Thousands Stranded on New Migrant Route Through Europe

OPATOVAC, Croatia (AP) -
A child cries as a volunteer (L) gives instructions to a migrant family at a border line between Serbia and Croatia, on Sunday. (AP Photo/Darko Vojinovic)
A child cries as a volunteer (L) gives instructions to a migrant family at a border line between Serbia and Croatia, on Sunday. (AP Photo/Darko Vojinovic)

Tension was building among thousands of migrants as they remained stranded in fog and cold weather in the Balkans on Sunday in their quest to reach a better life in Western Europe, a day after Hungary closed its border with Croatia and the flow of people was redirected to a much slower route via Slovenia.

Tiny Slovenia has said it will only take in 2,500 people a day, significantly stalling the movement of people as they fled their countries in the Middle East, Asia and Africa. On Saturday, more than 6,000 people reached Croatia, but most of them were stuck in the country as well as in neighboring Serbia on Sunday —  and thousands kept on arriving.

On the Serbian-Croatian border, tensions flared and scuffles erupted as hundreds of irritated migrants faced a cordon of Croatian policemen preventing them from entry.

The Balkan migrant route switched to Slovenia early Saturday after Hungary’s right-wing government closed its border to Croatia for the influx, citing security concerns and saying it wants to protect the European Union from an uncontrolled flow of people.

Slovenian officials said they can’t accept 5,000 migrants per day as asked by Croatia, which is likely to cause a further backlog in the flow. Interior Ministry official Bostjan Sefic said Slovenia can’t take more than neighboring Austria, which said it can accept 1,500 per day.

The United Nations refugee agency warned that Hungary’s decision to close its border for migrants has increased their suffering and could lead to a backlog down the so-called Balkan route that goes from Turkey through Greece, Macedonia, Serbia and Croatia.

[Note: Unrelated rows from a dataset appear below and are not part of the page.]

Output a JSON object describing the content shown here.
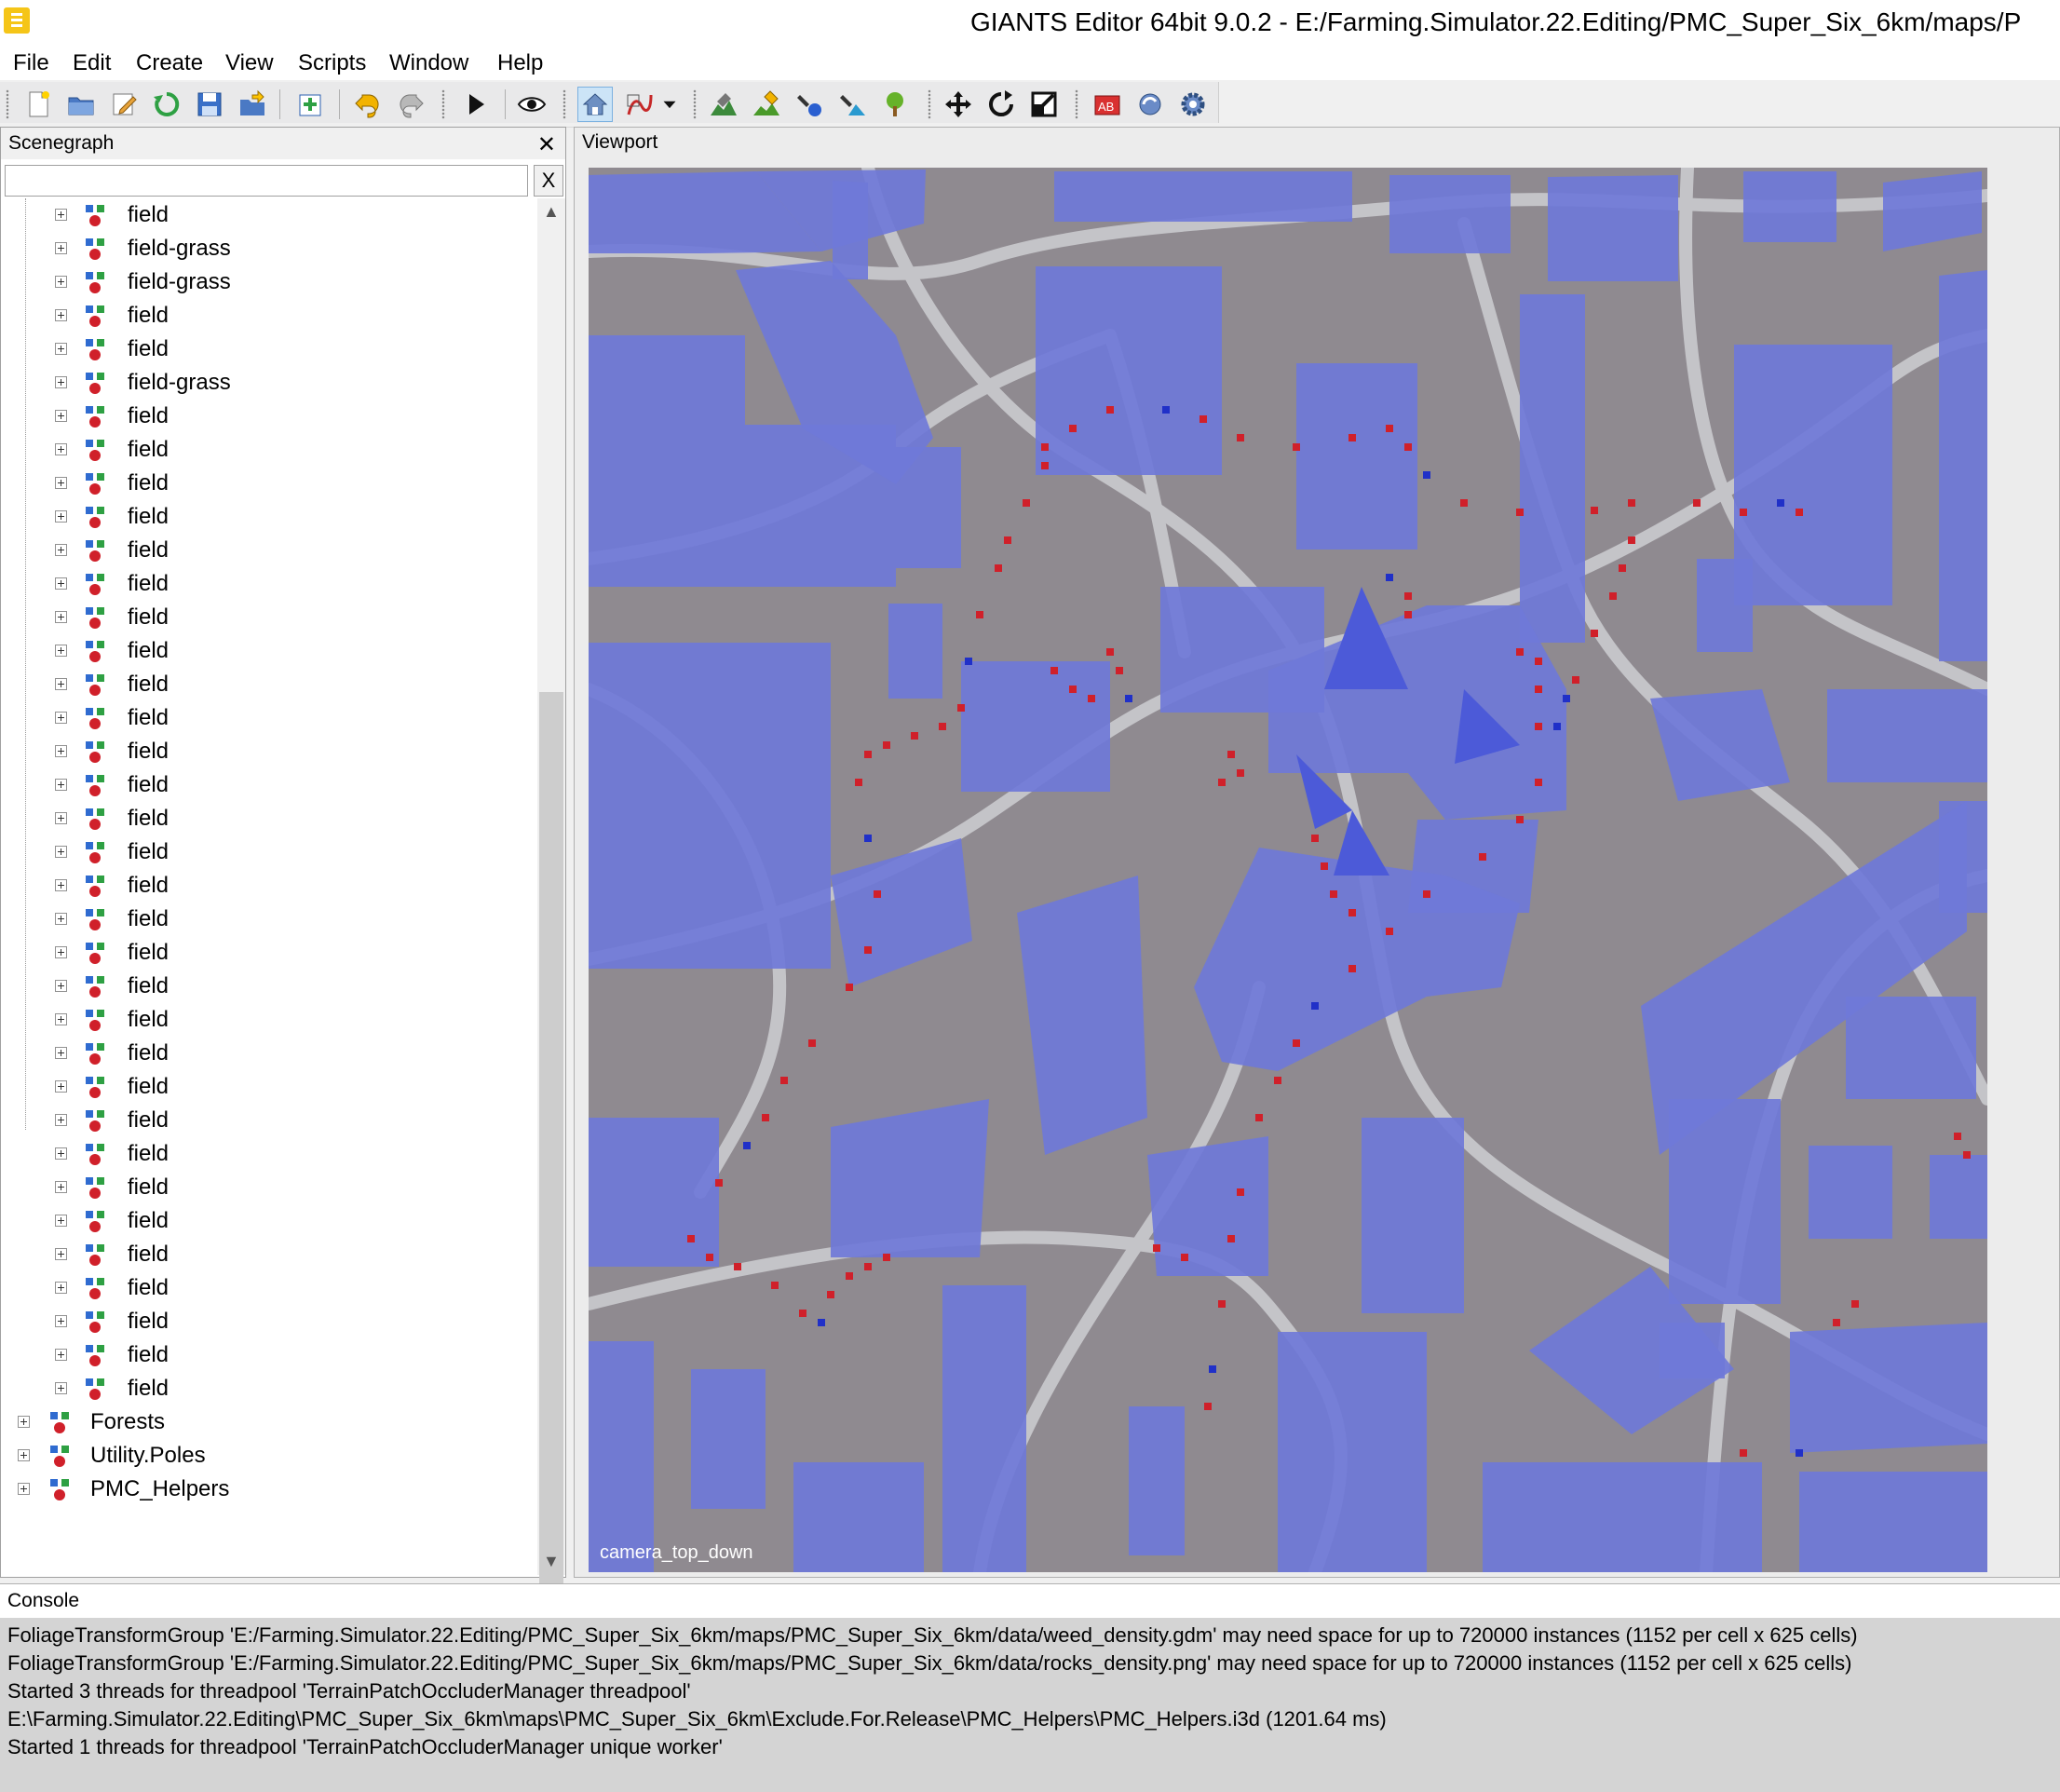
{
  "window": {
    "title": "GIANTS Editor 64bit 9.0.2 - E:/Farming.Simulator.22.Editing/PMC_Super_Six_6km/maps/P"
  },
  "menu": [
    "File",
    "Edit",
    "Create",
    "View",
    "Scripts",
    "Window",
    "Help"
  ],
  "toolbar": {
    "buttons": [
      "new-file-icon",
      "open-folder-icon",
      "edit-icon",
      "reload-icon",
      "save-icon",
      "export-icon",
      "import-icon",
      "undo-icon",
      "redo-icon",
      "play-icon",
      "eye-icon",
      "camera-home-icon",
      "spline-icon",
      "dropdown-icon",
      "terrain-sculpt-icon",
      "terrain-paint-icon",
      "foliage-paint-icon",
      "decal-paint-icon",
      "tree-paint-icon",
      "move-icon",
      "rotate-icon",
      "scale-icon",
      "bake-icon",
      "refresh-shader-icon",
      "settings-gear-icon"
    ]
  },
  "scenegraph": {
    "title": "Scenegraph",
    "close_label": "✕",
    "search_value": "",
    "clear_label": "X",
    "items": [
      "field",
      "field-grass",
      "field-grass",
      "field",
      "field",
      "field-grass",
      "field",
      "field",
      "field",
      "field",
      "field",
      "field",
      "field",
      "field",
      "field",
      "field",
      "field",
      "field",
      "field",
      "field",
      "field",
      "field",
      "field",
      "field",
      "field",
      "field",
      "field",
      "field",
      "field",
      "field",
      "field",
      "field",
      "field",
      "field",
      "field",
      "field"
    ],
    "root_items": [
      "Forests",
      "Utility.Poles",
      "PMC_Helpers"
    ]
  },
  "viewport": {
    "title": "Viewport",
    "camera_label": "camera_top_down"
  },
  "console": {
    "title": "Console",
    "lines": [
      "FoliageTransformGroup 'E:/Farming.Simulator.22.Editing/PMC_Super_Six_6km/maps/PMC_Super_Six_6km/data/weed_density.gdm' may need space for up to 720000 instances (1152 per cell x 625 cells)",
      "FoliageTransformGroup 'E:/Farming.Simulator.22.Editing/PMC_Super_Six_6km/maps/PMC_Super_Six_6km/data/rocks_density.png' may need space for up to 720000 instances (1152 per cell x 625 cells)",
      "Started 3 threads for threadpool 'TerrainPatchOccluderManager threadpool'",
      "E:\\Farming.Simulator.22.Editing\\PMC_Super_Six_6km\\maps\\PMC_Super_Six_6km\\Exclude.For.Release\\PMC_Helpers\\PMC_Helpers.i3d (1201.64 ms)",
      "Started 1 threads for threadpool 'TerrainPatchOccluderManager unique worker'"
    ]
  },
  "colors": {
    "field_fill": "#6f78d8",
    "terrain": "#8f8a90",
    "road": "#c4c4c8",
    "marker_red": "#d0202a",
    "marker_blue": "#2030c8"
  }
}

The Hungarian border closure is the latest demonstration of EU’s uncoordinated response to the surge of people reaching its borders. More than 600,000 people, mostly Syrians, have reached Europe since the beginning of this year.

German Chancellor Angela Merkel met with Turkish leaders on Sunday to promote an EU plan that would offer aid and concessions to Turkey in exchange for measures to stem the mass movement of migrants into Europe.

Merkel arrived in Istanbul as thousands of new arrivals a day are stretching Germany’s capacity to house refugees and other migrants.